Literatür incelendiğinde kadınlarda, OA'e bağlı ağrı
ve özürlülüğün ve depresyonun erkeklere göre daha şiddetli
olduğu görülür28,29. Cinsiyetler arası bu farklılık
sadece kadınlardaki yüksek OA ve depresyon prevalansı
ile açıklanamaz. Farklı anatomik yapıların, seks hormonlarının,
opiod ve non-opiodlerin cinsiyetler arası farklı etkileri
gibi biyolojik faktörlerin yanı sıra psiko-sosyal faktörler
üzerinde de durulur. Ağrı, özürlülük ve depresyonun
cinsiyetler arası farklılığından çok cinsiyetler arasında
bunların ifadesi ve bildirilmesi ile ilgili farklılıklar olduğu
düşünülür ki bunlar da psiko-sosyal faktörler tarafından
düzenlenir30. Kognitif saptırma, katastrofizm (bir olayın
en kötü sonucunu düşünerek gerçekleşmesini sağlamak)
gibi psikolojik özelliklerin kadınlarda daha fazla
görüldüğü bildirilmiştir29. Bizim çalışmamızda da hastanın
kendi-bildirim tarzı skala ve ölçeklerle değerlendirilen
ağrı, özürlülük ve depresyon skorları kadınlarda daha
yüksek elde edildi ancak daha objektif bir ölçüm olan
KYZ'leri arasında cinsiyetler arası farklılık saptanmadı. Bu
da kadın-erkek arasında OA bağlı ağrı, özürlülük ve depresyondan
çok bunların ifadesi ile ilgili bir farklılık olduğunu
destekler nitelikte olup literatürle uyumluydu.
Çalışmamızın bir diğer amacı da; depresyon saptanan
hastalarda depresyon tedavisinin OA'in neden olduğu
ağrı ve özürlülüğe etkisini belirlemekti. Ancak çalışmamızda
CIDI 2.1 versiyonunun Depresif ve Distimik bozukluklar
alt ölçeğine göre depresyon tanısı alan yalnızca iki
hasta olduğu için böyle bir karşılaştırma yapamadık.

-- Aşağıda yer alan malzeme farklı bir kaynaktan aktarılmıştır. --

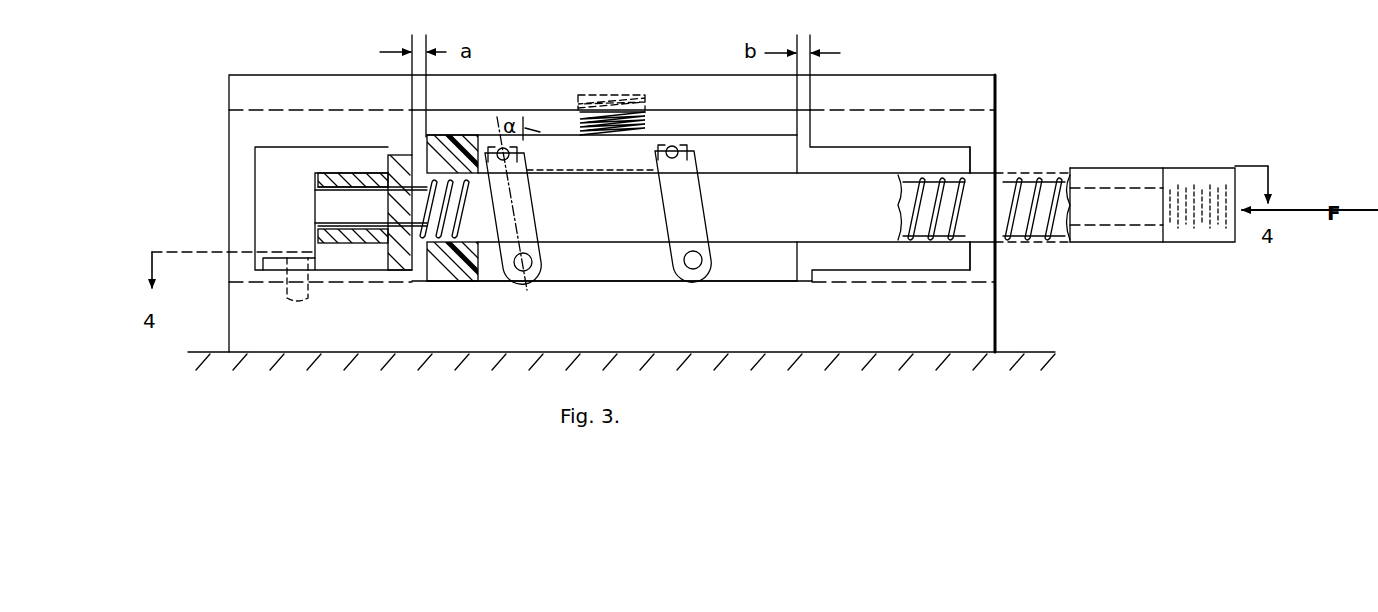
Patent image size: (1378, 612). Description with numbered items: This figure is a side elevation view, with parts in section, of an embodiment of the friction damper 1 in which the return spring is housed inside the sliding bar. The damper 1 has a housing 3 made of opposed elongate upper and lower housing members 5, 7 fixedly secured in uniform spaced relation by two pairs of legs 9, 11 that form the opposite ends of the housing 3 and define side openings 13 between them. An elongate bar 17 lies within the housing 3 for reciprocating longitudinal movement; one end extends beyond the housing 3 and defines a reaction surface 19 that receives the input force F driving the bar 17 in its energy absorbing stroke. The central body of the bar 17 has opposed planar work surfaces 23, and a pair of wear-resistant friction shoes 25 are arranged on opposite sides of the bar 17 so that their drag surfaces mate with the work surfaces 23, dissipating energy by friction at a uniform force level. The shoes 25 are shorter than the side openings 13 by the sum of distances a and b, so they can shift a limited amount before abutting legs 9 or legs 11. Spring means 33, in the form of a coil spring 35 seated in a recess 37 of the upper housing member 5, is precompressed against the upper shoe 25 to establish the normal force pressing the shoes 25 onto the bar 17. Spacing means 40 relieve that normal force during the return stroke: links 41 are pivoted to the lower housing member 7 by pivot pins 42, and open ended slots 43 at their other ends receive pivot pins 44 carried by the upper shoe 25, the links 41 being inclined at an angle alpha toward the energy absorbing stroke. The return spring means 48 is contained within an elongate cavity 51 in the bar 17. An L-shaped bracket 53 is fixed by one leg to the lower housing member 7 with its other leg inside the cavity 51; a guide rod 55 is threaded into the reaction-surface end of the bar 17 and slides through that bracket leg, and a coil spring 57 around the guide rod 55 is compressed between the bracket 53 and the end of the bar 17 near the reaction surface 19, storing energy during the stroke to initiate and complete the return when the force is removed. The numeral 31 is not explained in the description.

Bununla birlikte BDÖ'ye göre depresyonu olan ve olmayan
tüm hastaların 6 ay sonraki kontrollerinde fizik tedavi
ve depresyon tedavisinin etkisiyle ağrı ve özürlülükte anlamlı, depresyon düzeylerinde ise istatistiksel olarak
anlamlı olmasa bile belirgin düzelme olduğu saptandı.
Sonuç olarak; çalışmamıza göre diz osteoartriti olan
hastalarda depresyonla ağrı ve özürlülük arasında olumlu
bir ilişki bulunmasına rağmen; depresyonlu hasta sayısının
azlığı nedeni hem bu ilişkiyi desteklemek hem de
depresyon tedavisinin ağrı ve özürlülüğe etkisini belirlemek
amacıyla daha başka araştırmalara ihtiyaç vardır.